LAS MASCOTAS


Desde que nacieron mis hijos, he tenido 9 animales (de soltera tuve 13, sin contar a mis pololos). Junto a pajaritos, hamsters, gatos, conejos, peces y perros, hemos ido creciendo. Ha habido historias de todos los géneros, aunque abunda la comedia. Una perrita amaba masticar los calcetines de mi marido. No me pregunten por qué le gustaban sólo esos y los de ningún otro. (por favor no lo comenten, que hasta el día de hoy la víctima no lo sabe). Un día descubrimos al gato
orinando en el wáter, manteniendo un equilibrio imposible con las patas abiertas al máximo y sin resbalarse en el bode redondo de la taza. Y otra vez, nos percatamos que nuestros dos adorables conejitos se habían dado un banquete con los cables del modem, dejándonos sin internet por una semana. En otra ocasión, una perra que tuvimos, obediente y mejor educada que la mayoría de mis amigos, nos acompañó toda la tarde en un asado. Recalco: nunca la perdimos de vista. Se paseaba entre la gente disfrutando las caricias o echándose tranquilamente a dormir a los pies de alguien. Fue comentario generalizado lo bien entrenada que estaba. Nunca, repito, nunca molestó a nadie pidiendo una chuleta ni intentó robar longanizas. Lo malo del asado –y por lo que nos pelan hasta el día de hoy- es que la carne se hizo poca. Yo juraba haber comprado el triple de lo que llegó a las brasas, pero claro, entre tanta locura de supermercado, niños, cartera, bien podría haber olvidado una bolsa (no sería la primera vez que me pasara). Total, que se fueron todos, apagamos las luces y nos fuimos a acostar.
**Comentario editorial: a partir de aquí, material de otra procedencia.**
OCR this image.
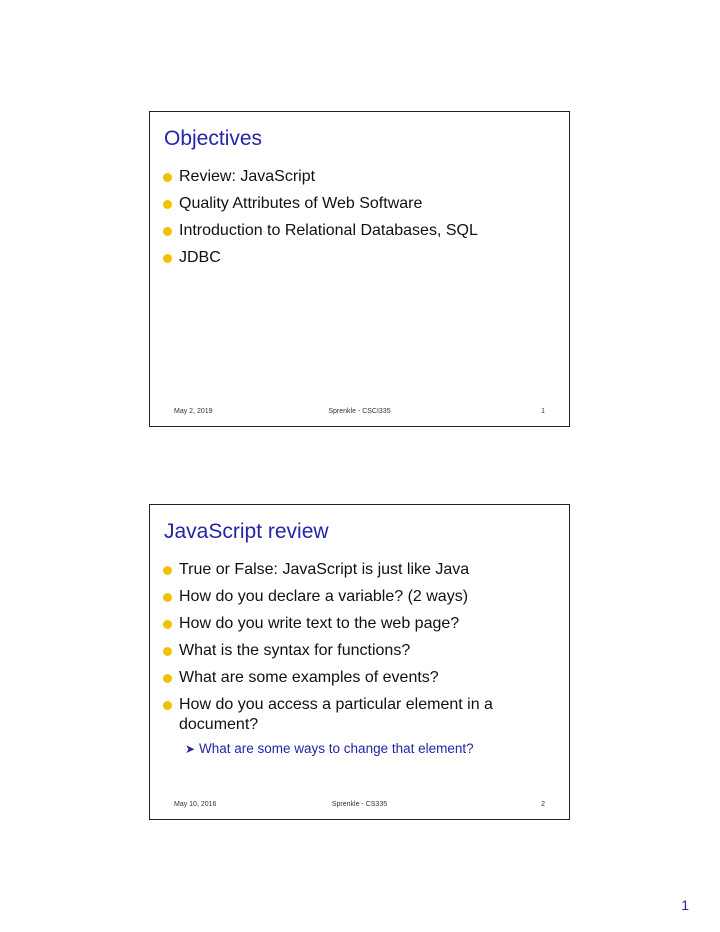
Objectives
Review: JavaScript
Quality Attributes of Web Software
Introduction to Relational Databases, SQL
JDBC
May 2, 2019	Sprenkle - CSCI335	1
JavaScript review
True or False: JavaScript is just like Java
How do you declare a variable? (2 ways)
How do you write text to the web page?
What is the syntax for functions?
What are some examples of events?
How do you access a particular element in a document?
➤ What are some ways to change that element?
May 10, 2016	Sprenkle - CS335	2
1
A los pocos minutos, mi marido fue a buscar algo y descubrió a nuestra Labrador de ojos tiernos, desenterrando 5 kilos y medio del mejor tapabarriga (¡!). Confieso que no me dio para retarla porque sentí vergüenza al lado de su proeza: ninguno de los miembros de mi familia tiene la capacidad de postergar la gratificación que demostró mi perra. Mi marido se va de cabeza al helado, aunque esté satisfecho como sapo, yo puedo comer nachos con ají hasta hacerme pedazos la boca y mis hijos arrasan frente a un plato de papas fritas con ketchup.
En nuestra aventura de vivir con mascotas, también hemos tenido despedidas dolorosas, duelos largos y búsquedas frenéticas a la una de la madrugada de una cachorra loca como cabra que amaba pasear por el barrio. He pasado los sustos de mi vida con la multiplicidad de regalos que nos trae nuestro agradecido gato (lagartijas destripadas, palomas sin cabeza y ratones agonizantes. Valorrr). Asimismo, con mis hijos nos hemos maravillado de los Caracoles Manzana en el acuario, de cómo se las ingenian para ir a buscar oxígeno a la superficie, bombear aire para tener de reserva y luego dejarse caer, rebotando suavemente entre las hojitas de la vegetación hasta llegar al suelo. También los hemos visto amarse lujuriosamente y tener aproximadamente 1600 retoños!
Problemas derivados de tener animalitos, los cuento por cientos (¡¿¿han tratado de ponerle gotas en los ojos a una tortuga con conjuntivitis??!). Las veces que limpié vómitos, otro tanto. Las angustias por alguno enfermo o herido, anda por las alturas. Mis hijos siempre han estado involucradísimos en la crianza y cuidado de cuanta mascota ha llegado a la casa. Han debido sortear variadas e intensas emociones y más de una vez he debido mediar y ayudarlos a elaborar las a veces complejas -pero siempre maravillosas- situaciones derivadas de convivir con ellos. Aclaro de inmediato –para evitar cualquier apreciación idílica- que si bien mis hijos ayudan en el cuidado de las criaturas en la medida de sus edades y capacidades, el trabajo pesado, me lo llevo yo. Pero lo curioso es que ni por un segundo me arrepiento. Será porque lo que hemos vivido con mis hijos es un “mundo” imposible de transmitir con palabras. Un inmenso viaje lleno de aventuras, lleno de risas y asombro, lleno de ternura y lecciones vitales. Es cierto que en los sillones de mi living encuentras más de un pelo (bastantes más si es la época en que pelechan). Un costado del sofá es el lugar preferido de mi gato para afilarse las uñas, así es que imaginarán lo lindo que está. El piso de madera no es inmaculado y ya me resigné a no tener jamás una alfombra blanca de revista de decoración. Pero juro por mi amada abuela -que a estas alturas ya debió reencarnar en bugambilia o colibrí- que no me importa.